Last Updated: February 25, 2016
·
397
· wireframe

Detect and Respect CSS Selector Limits

Originally posted on codecrate.com

Old IE continues to cause the world pain...

Incase you didn't know, IE8 and IE9 are pretty horrible web browsers. They
have a significant flaw where they can not render webpages if a single stylesheet has more than 4095 selectors.
This issue affects all Microsoft browsers until IE10. Wow.
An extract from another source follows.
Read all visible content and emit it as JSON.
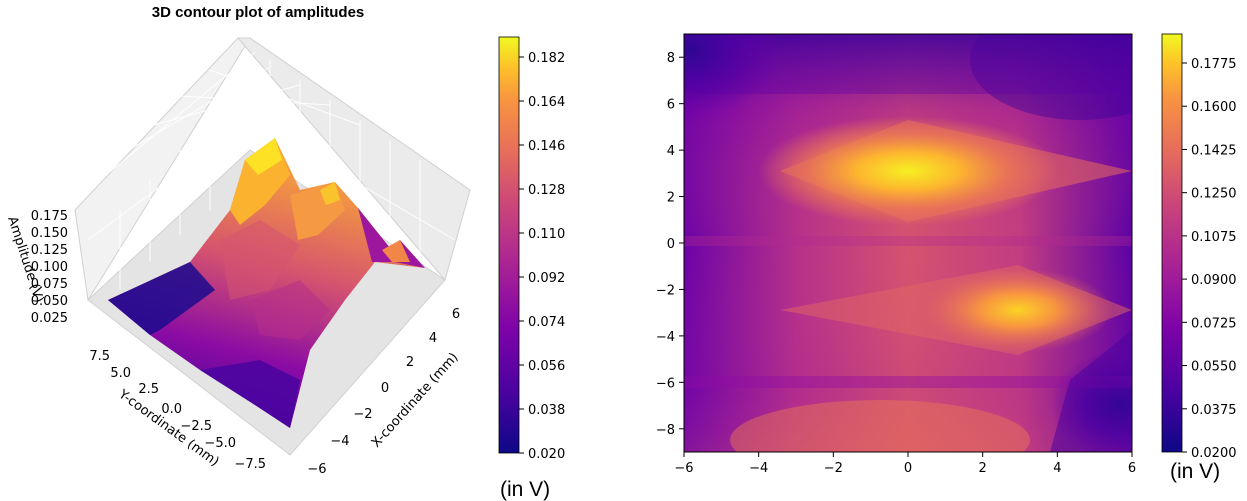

Unfortunately, these terrible browsers still represent over 8% of the worlds internet traffic,
and may need to be supported for certain projects. So, what is the easiest
way to keep your site compatible with these old versions of IE without driving
you mad?

I've explored several tools to automate splitting a single large stylesheet
into smaller ones to avoid hitting this limit including blesscss,
css_splitter, and home rolled scripts
but I haven't found any of them to be a real home run. Each solution is
fairly complex in nature which makes sense given the problem at hand.
Unfortunately, that complexity also makes for painful debugging when things go
wrong. At the end of the day, I would prefer to simply be notified when
my CSS files breach the selector limit, and then fix the issue manually by
splitting the files into logically related files (ex: application styles vs
admin styles).

This is a great usecase for a unit tests and I recently released the rspec-respect_selector_limit gem
which contains a reusable matcher for asserting that your stylesheets won't
break old IE. It's a simple tool to integrate into your existing Rspec
testsuite like so:

it 'ensures application.css does not break old IE' do
  expect('application.css').to respect_selector_limit
end

For applications that already have multiple stylesheets, the rspec-respect_selector_limit
gem has an additional helper to assert that all of your precompiled CSS files
meet the limitations of old IE.

it 'ensures all configured CSS files do not break old IE' do
  expect(precompiled_css_files).to respect_selector_limit
end

This is a simple solution that keeps me in control of when to split out new stylesheets,
and as always contributions are welcome!